If New York's 90,000 meters are sold, private owners would reap profits for years while the city - after a one-year $11 billion windfall for Bloomberg's last budget before his term ends - would be left with an annual $150 million revenue hole for decades.
Former Chicago Mayor Richard M. Daley sold off his city's parking meters to private investment groups that included Middle Eastern investors. The Village Voice reported that 75-year deal cost Chicago $5 billion in the long run, brought in $1.2 billion in one year, and let the investors quadruple city parking rates - and even charge for parking on Lincoln's Birthday, since the investors don't recognize U.S. holidays.
Lillian Roberts, President of AFSCME District Council 37, whose union includes the 450 parking meter maintenance personnel of Local 1455, doesn't want a rerun of Chicago. Neither did James Vacca, chair of the city council's Transportation Commit-tee, or City Comptroller John Liu, a potential candidate for Bloomberg's job next year.
"In the past two years, we helped expose the contracting-out fraud. Now we are here again speaking out against privatization that hasn't worked, doesn't work and won't work for our city," Roberts told a July 30 press conference. "The city wants to continue to misspend billions of dollars, this time on unnecessary private parking contract when city parking system workers are already doing an excellent job, generating approxi-mately $1.2 million per worker in revenue for the city. We're here to say to Mayor Bloomberg, 'Don't break something that's working.' "
The maintenance workers, represented by AFSCME Local 1455 and the Communications Workers, kept 95 percent of the city's meters working, added Vacca. That statistic "speaks for itself," he said. "I share the city's interest in parking meter innovation and technology, but outsourcing a workforce that is already doing a stellar job shouldn't be part of that process."

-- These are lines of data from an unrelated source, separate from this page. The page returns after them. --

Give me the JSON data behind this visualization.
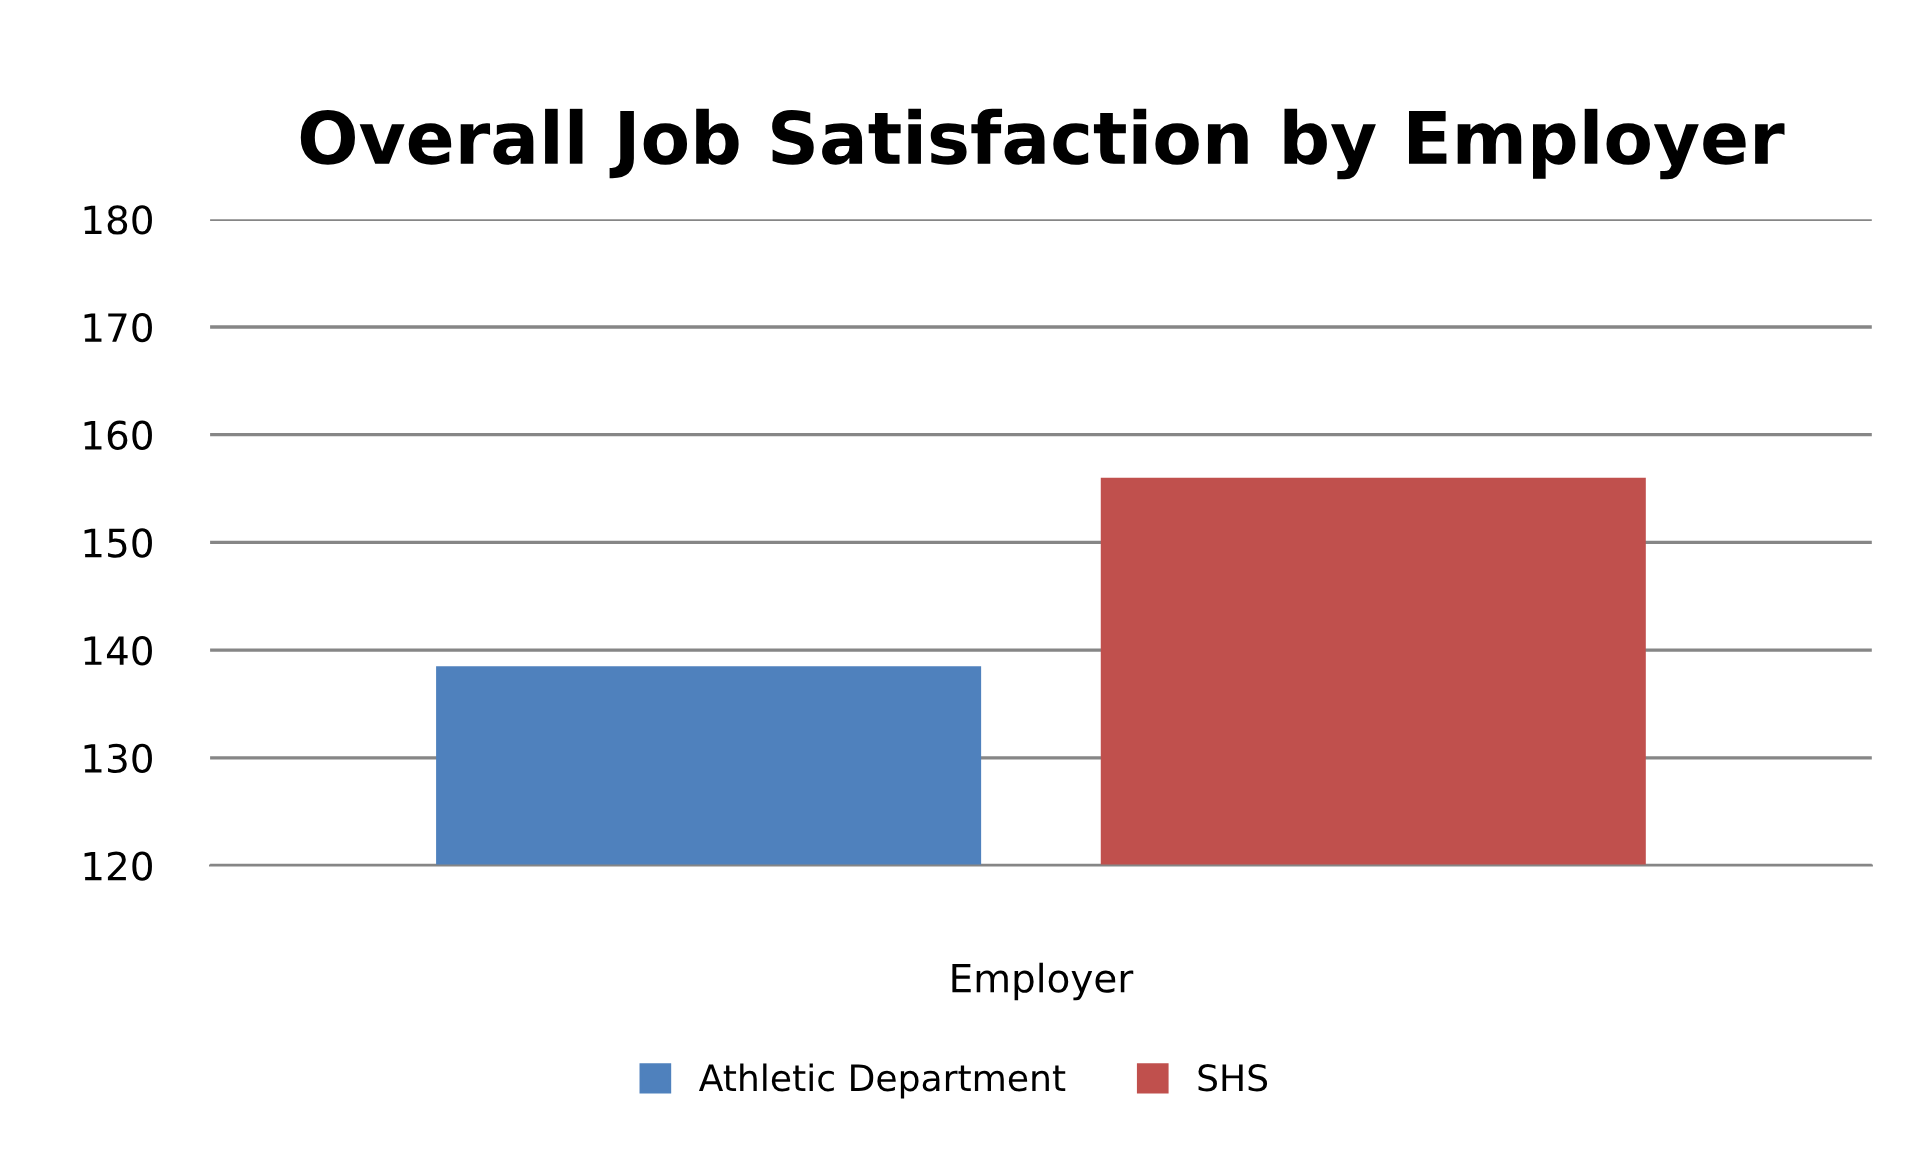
{
  "chart_data": {
    "type": "bar",
    "title": "Overall Job Satisfaction by Employer",
    "categories": [
      "Employer"
    ],
    "series": [
      {
        "name": "Athletic Department",
        "color": "#4f81bd",
        "values": [
          138.5
        ]
      },
      {
        "name": "SHS",
        "color": "#c0504d",
        "values": [
          156
        ]
      }
    ],
    "ylim": [
      120,
      180
    ],
    "yticks": [
      120,
      130,
      140,
      150,
      160,
      170,
      180
    ],
    "grid": "y",
    "legend": "bottom"
  }
}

There is "no real reason to privatize New York City's parking meters," AFSCME added. "Yet Bloomberg is seeking qualifications from private corporations to manage muni-meters and off-street parking meters." Bloomberg's office had no comment, other than to vow - in the days before Roberts' press conference - that it would not repeat Chicago's mistakes and would keep control of New York meter rates.